A typical SAS controller provides an entire operating system on the card itself, with LSI devices using an ARM processor as the host and Microsemi devices apparently using a MIPS processor. You can even find the UART out pins on some cards if curious; I haven't actually hooked anything up to see what is running on the card.
(2) get the PIKE 2008 card => will SATA3 work without non-free firmware?
No.
(3) put in some PCIe SATA3 card => any recommended chips that respect freedom?
There are very few. You can try some of the Marvell devices but you will still be limited by the host side bus as these old Opterons only support PCIe v2.
(4) get a m.2 SSD instead together with some PCIe adapter => the cards don't have a co-processor, right?
Yes, they do. NVMe devices have an integrated proprietary controller to manage data storage / wear levelling.
(5) stay with SATA2 and live with the limited speed
Any recommendations for a freedom-respecting choice?
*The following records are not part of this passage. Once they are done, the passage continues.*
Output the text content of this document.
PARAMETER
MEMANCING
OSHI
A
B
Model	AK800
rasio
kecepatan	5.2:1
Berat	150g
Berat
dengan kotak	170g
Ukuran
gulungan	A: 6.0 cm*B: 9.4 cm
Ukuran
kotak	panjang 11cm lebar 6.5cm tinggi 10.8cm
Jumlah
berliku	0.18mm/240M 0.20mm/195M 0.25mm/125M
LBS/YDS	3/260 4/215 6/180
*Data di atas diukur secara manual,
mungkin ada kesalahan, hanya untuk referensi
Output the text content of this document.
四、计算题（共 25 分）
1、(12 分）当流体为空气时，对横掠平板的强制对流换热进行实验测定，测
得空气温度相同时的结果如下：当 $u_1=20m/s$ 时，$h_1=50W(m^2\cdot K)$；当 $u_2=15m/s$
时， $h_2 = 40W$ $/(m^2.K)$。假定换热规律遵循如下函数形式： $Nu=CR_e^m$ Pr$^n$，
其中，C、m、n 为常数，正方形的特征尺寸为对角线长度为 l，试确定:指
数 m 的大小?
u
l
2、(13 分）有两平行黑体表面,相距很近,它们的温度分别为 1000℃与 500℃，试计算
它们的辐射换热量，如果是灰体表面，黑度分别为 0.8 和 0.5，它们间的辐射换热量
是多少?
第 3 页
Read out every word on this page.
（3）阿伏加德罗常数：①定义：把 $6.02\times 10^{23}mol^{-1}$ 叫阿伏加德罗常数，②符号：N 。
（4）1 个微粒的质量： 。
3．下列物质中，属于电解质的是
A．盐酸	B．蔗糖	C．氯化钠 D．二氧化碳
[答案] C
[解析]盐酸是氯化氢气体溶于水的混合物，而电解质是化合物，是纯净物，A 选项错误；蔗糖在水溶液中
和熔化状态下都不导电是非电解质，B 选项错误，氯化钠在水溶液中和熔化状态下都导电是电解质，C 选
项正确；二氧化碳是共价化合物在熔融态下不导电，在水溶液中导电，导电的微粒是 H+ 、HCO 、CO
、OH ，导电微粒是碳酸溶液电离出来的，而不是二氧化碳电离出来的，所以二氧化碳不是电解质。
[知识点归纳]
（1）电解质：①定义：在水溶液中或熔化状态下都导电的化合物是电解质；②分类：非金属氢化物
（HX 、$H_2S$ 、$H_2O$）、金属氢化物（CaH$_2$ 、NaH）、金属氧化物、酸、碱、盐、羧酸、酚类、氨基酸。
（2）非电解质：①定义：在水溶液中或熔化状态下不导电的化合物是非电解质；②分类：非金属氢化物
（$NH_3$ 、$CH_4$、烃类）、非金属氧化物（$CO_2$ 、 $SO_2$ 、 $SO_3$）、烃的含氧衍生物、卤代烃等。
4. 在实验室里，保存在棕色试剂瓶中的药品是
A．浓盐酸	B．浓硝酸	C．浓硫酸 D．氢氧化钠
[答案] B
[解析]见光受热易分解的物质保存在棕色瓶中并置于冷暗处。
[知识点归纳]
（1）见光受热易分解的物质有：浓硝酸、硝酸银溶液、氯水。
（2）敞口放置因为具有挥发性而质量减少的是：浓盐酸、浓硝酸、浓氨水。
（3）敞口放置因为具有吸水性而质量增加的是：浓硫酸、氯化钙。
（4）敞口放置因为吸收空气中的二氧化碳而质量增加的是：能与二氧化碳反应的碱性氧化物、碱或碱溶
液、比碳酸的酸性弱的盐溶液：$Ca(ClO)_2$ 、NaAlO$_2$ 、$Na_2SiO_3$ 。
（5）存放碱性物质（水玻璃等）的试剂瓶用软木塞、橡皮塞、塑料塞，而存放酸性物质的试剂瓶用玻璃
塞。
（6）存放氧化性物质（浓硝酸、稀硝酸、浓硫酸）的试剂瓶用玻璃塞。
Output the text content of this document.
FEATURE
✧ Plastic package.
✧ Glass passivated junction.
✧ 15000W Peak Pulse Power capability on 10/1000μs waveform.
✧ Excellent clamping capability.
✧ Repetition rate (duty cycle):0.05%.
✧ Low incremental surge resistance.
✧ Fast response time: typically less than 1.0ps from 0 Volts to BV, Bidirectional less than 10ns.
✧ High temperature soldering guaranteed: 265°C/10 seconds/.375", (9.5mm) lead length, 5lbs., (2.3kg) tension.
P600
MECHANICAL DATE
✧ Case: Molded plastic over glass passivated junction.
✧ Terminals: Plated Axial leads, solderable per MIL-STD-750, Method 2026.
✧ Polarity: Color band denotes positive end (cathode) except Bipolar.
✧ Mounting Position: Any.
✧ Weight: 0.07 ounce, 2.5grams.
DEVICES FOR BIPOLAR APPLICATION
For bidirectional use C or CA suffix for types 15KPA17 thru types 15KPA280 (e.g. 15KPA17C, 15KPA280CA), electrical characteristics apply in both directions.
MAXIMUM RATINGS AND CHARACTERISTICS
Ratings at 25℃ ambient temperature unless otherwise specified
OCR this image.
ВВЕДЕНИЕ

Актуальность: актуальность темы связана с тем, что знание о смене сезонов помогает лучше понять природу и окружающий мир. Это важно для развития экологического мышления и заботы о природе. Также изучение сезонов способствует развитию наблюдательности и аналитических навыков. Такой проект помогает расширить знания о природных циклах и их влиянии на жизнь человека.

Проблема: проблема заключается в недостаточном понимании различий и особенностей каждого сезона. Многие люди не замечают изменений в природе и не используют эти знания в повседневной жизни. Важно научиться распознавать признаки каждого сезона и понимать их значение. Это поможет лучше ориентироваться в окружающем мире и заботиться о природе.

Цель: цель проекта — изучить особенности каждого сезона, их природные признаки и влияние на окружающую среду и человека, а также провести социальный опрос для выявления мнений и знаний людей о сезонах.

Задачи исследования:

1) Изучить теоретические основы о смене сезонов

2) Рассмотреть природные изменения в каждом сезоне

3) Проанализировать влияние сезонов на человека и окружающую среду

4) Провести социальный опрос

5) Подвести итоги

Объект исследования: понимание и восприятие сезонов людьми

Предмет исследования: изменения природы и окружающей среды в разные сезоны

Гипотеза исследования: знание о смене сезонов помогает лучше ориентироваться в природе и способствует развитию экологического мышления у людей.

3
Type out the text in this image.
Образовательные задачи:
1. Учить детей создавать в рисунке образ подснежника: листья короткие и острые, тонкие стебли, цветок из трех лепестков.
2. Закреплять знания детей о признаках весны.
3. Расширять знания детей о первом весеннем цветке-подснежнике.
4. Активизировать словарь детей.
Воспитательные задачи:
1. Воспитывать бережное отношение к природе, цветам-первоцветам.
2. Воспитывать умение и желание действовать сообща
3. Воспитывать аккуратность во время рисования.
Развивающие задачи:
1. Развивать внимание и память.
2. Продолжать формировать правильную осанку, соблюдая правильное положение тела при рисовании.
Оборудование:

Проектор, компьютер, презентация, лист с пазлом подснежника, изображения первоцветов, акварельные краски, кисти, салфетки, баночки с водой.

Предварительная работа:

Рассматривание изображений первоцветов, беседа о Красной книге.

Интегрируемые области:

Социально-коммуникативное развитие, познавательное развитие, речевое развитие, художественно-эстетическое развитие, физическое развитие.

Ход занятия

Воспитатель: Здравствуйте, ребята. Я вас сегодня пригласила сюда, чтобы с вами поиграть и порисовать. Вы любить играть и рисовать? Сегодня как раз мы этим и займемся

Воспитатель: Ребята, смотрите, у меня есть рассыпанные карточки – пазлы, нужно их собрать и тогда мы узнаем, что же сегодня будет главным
To be blunt, even your hard disks have an integrated (and hackable!) proprietary controller. I'd suggest going with m.2 and:
1.) Making sure your IOMMU is running 2.) Using full disk encryption 3.) Run a checksumming filesystem on top of the encryption, such as BTRFS
If all of those criteria are met, it's going to be next to impossible for malicious controller firmware to do any silent damage to the system; about the worst a malicious controller blob could do is corrupt data in a way that would show up on the next scrub (DoS attack).
Also, mandatory plug for Talos II here: these bottlenecks disappear on newer hardware and you don't have to accept the ME/PSP to get access to modern speeds. The KGPE-D16 is the last and most powerful owner-controllable x86 machine, but it is definitely showing its age in some areas.